The tree currency model has already resulted in the planting of more than 6.5 million trees since the SFA launched in 2010 with the corporate support of Timberland. Now that Timberland is switching from being a sponsor to becoming a potential client for organic cotton and enlisting other companies to help build an export market, the SFA estimates that around 25 million more trees will be planted over the next five years.

Smallholder farmer Nerlande Dautarn, said, “This is a great day for Haiti. My parents and my grandparents grew cotton not far from here. Now I can tell my children cotton is back after a long time away.”
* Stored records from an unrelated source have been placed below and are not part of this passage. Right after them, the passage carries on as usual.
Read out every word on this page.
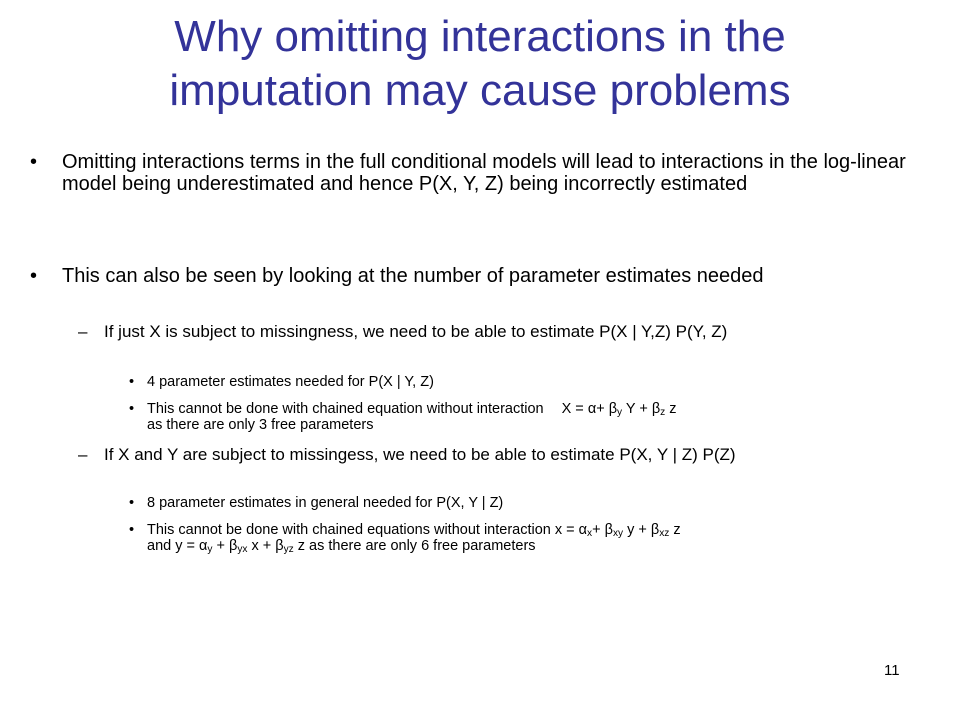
Why omitting interactions in the
imputation may cause problems
• Omitting interactions terms in the full conditional models will lead to interactions in the log-linear model being underestimated and hence P(X, Y, Z) being incorrectly estimated
• This can also be seen by looking at the number of parameter estimates needed
– If just X is subject to missingness, we need to be able to estimate P(X | Y,Z) P(Y, Z)
• 4 parameter estimates needed for P(X | Y, Z)
• This cannot be done with chained equation without interaction $X = \alpha+ \beta_y$ $Y + \beta_z$ z
as there are only 3 free parameters
– If X and Y are subject to missingess, we need to be able to estimate P(X, Y | Z) P(Z)
• 8 parameter estimates in general needed for P(X, Y | Z)
• This cannot be done with chained equations without interaction $x = \alpha_x+ \beta_{xy}$ $y + \beta_{xz}$ z
and $y = \alpha_y + \beta_{yx}$ $x + \beta_{yz}$ z as there are only 6 free parameters
11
The SFA noted that it received an endorsement for its cotton initiative from Carmel André Beliard, Haiti’s Minister of Agriculture, Natural Resources and Rural Development, and Pierre Marie Du Mény, Minister of Commerce and Industry, at a meeting convened by Haiti’s President, Jovenel Moïse. At a separate meeting earlier the same day, Pierre Simon Georges, Minister of the Environment, expressed his support for the SFA’s tree currency approach.

Gail Strickler, president of Global Trade for Brookfield Associates, recently told Sourcing Journal that “Haiti has a compelling story, with 100 percent of the factories part of the Better Works program. So you can rest assured that if it has a Made in Haiti label on it that factory is not just inspected but it has training in how to treat people.”